DFB, Nationalelf: Oliver Bierhoff will Weltumsegler Boris Herrmann zur Fußball-Nationalmannschaft holen. "Ich möchte ihn mal zur Mannschaft einladen, weil wir immer wieder von solchen Persönlichkeiten profitieren", sagte der Nationalmannschafts-Manager am Sonntag in der ARD-"Sportschau". "Auch wenn er nicht Fußball-Geschichten erzählen kann. Das ist auch nicht wichtig." Vielmehr geht es dem 52-Jährigen um Psychologie und Mentalität. Bierhoff zeigte sich beeindruckt von der Leistung des 39-jährigen Herrmann bei der Vendée Globe. Der Hamburger hatte bei der härtesten Regatta nach über 80 Tagen allein auf den Weltmeeren Platz fünf belegt. "Den Fokus haben, Widerstände überstehen, auch durchhalten in schwierigen Momenten. Diese Disziplin ist unglaublich, dieser Siegeswille, da bis zum Ende durchzugehen", sagte Bierhoff. Herrmann hatte in der "Sportschau" im Beisein des DFB-Direktors die Viertelfinal-Paarungen ausgelost. Herrmann will 2024/25 erneut an der Vendée Globe teilnehmen. "Ich bin schon wieder am Planen, habe meine Frau um Einverständnis gebeten. Sie sagt: Okay, einmal noch, die vier Jahre", berichtete er in der "Sportschau".

Fußball, Champions League: Fußball-Bundesligist RB Leipzig hat einen Ausweich-Spielort für das Achtelfinal-Heimspiel gegen den FC Liverpool in der Champions League gefunden. Wie die Europäische Fußball-Union (Uefa) am Sonntag mitteilte, findet das Duell am 16. Februar in der Puskas Arena in Budapest statt. Die ungarische Hauptstadt war eine von zwei Optionen, die Klub-Boss Oliver Mintzlaff ins Spiel gebracht hatte. Die Alternative, bei den Tottenham Hotspur in London zu spielen, wurde verworfen.

Die Sachsen können das Duell mit Liverpool und Teammanager Jürgen Klopp wegen der aktuellen Corona-Schutzmaßnahmen des Bundes nicht im heimischen Stadion austragen.
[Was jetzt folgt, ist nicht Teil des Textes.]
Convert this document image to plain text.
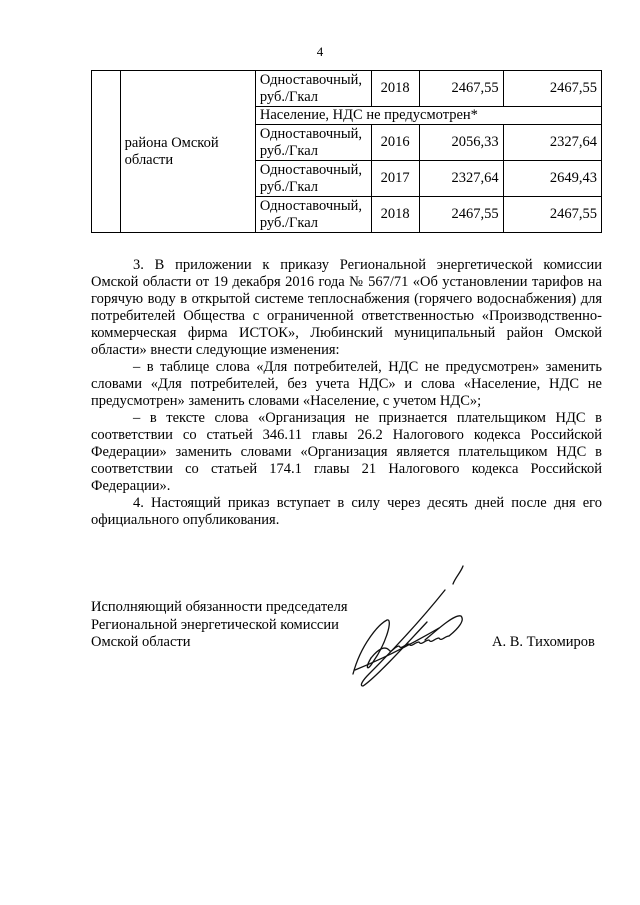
4
	района Омской области	Одноставочный, руб./Гкал	2018	2467,55	2467,55
		Население, НДС не предусмотрен*			
		Одноставочный, руб./Гкал	2016	2056,33	2327,64
		Одноставочный, руб./Гкал	2017	2327,64	2649,43
		Одноставочный, руб./Гкал	2018	2467,55	2467,55

3. В приложении к приказу Региональной энергетической комиссии Омской области от 19 декабря 2016 года № 567/71 «Об установлении тарифов на горячую воду в открытой системе теплоснабжения (горячего водоснабжения) для потребителей Общества с ограниченной ответственностью «Производственно-коммерческая фирма ИСТОК», Любинский муниципальный район Омской области» внести следующие изменения:

– в таблице слова «Для потребителей, НДС не предусмотрен» заменить словами «Для потребителей, без учета НДС» и слова «Население, НДС не предусмотрен» заменить словами «Население, с учетом НДС»;

– в тексте слова «Организация не признается плательщиком НДС в соответствии со статьей 346.11 главы 26.2 Налогового кодекса Российской Федерации» заменить словами «Организация является плательщиком НДС в соответствии со статьей 174.1 главы 21 Налогового кодекса Российской Федерации».

4. Настоящий приказ вступает в силу через десять дней после дня его официального опубликования.

Исполняющий обязанности председателя
Региональной энергетической комиссии
Омской области	А. В. Тихомиров
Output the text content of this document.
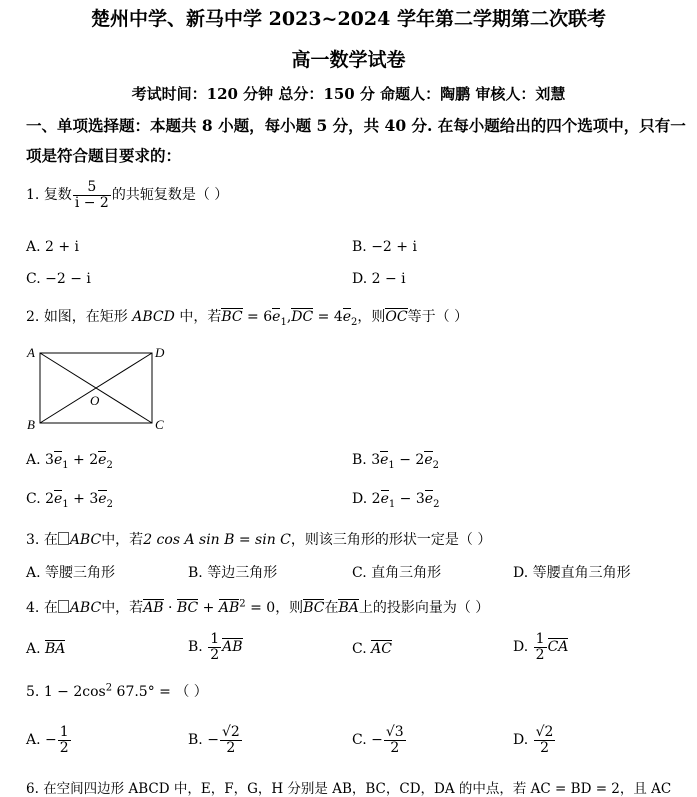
楚州中学、新马中学 2023~2024 学年第二学期第二次联考
高一数学试卷
考试时间：120 分钟 总分：150 分 命题人：陶鹏 审核人：刘慧
一、单项选择题：本题共 8 小题，每小题 5 分，共 40 分. 在每小题给出的四个选项中，只有一
项是符合题目要求的：
1. 复数 $\frac{5}{i - 2}$ 的共轭复数是（ ）
A. 2 + i	B. −2 + i
C. −2 − i	D. 2 − i
2. 如图，在矩形 ABCD 中，若BC = $6e_1,DC = 4e_2$，则OC等于（ ）
A	D
B	C
O
A. $3e_1 + 2e_2$	B. $3e_1 - 2e_2$
C. $2e_1 + 3e_2$	D. $2e_1 - 3e_2$
3. 在 ABC中，若2 cos A sin B = sin C，则该三角形的形状一定是（ ）
A. 等腰三角形	B. 等边三角形	C. 直角三角形	D. 等腰直角三角形
4. 在 ABC中，若AB · BC + $AB^2 = 0$，则BC在BA上的投影向量为（ ）
A. BA	B. $\frac{1}{2}$ AB	C. AC	D. $\frac{1}{2}$ CA
5. $1 - 2\cos^2$ 67.5° = （ ）
A. − $\frac{1}{2}$	B. − $\frac{√2}{2}$	C. − $\frac{√3}{2}$	D. $\frac{√2}{2}$
6. 在空间四边形 ABCD 中，E，F，G，H 分别是 AB，BC，CD，DA 的中点，若 AC = BD = 2，且 AC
Der Gegner darf wegen der in Großbritannien verbreiteten B.117-Mutation des Coronavirus nicht nach Deutschland einreisen.

Zweierbob, Weltmeisterschaft: Francesco Friedrich hat beim deutschen Dreifacherfolg in beeindruckender Manier seinen siebten Zweierbob-WM-Titel in Serie geholt und ist mit seinem insgesamt zehnten WM-Coup nun alleiniger Rekordsieger. Das schaffte vor ihm noch kein Bobpilot in der 91-jährigen WM-Geschichte. Er ließ sich auf seiner Heimbahn in Altenberg weder vom Schneechaos noch von der Weltelite beirren. Mit vier Start- und Laufbestzeiten sowie egalisiertem Startrekord von 5,11 Sekunden fuhr der Doppel-Olympiasieger vom BSC Sachsen Oberbärenburg mit Anschieber Alexander Schüller am Sonntag einen Vorsprung von 2,05 Sekunden auf die zweitplatzierten Johannes Lochner/Eric Franke heraus. WM-Debütant Hans-Peter Hannighofer raste mit Christian Röder noch am Schweizer Michael Vogt vorbei auf Rang drei. Christoph Hafer und Christian Hammers komplettierten mit Rang sieben das starke deutsche Abschneiden zum WM-Auftakt.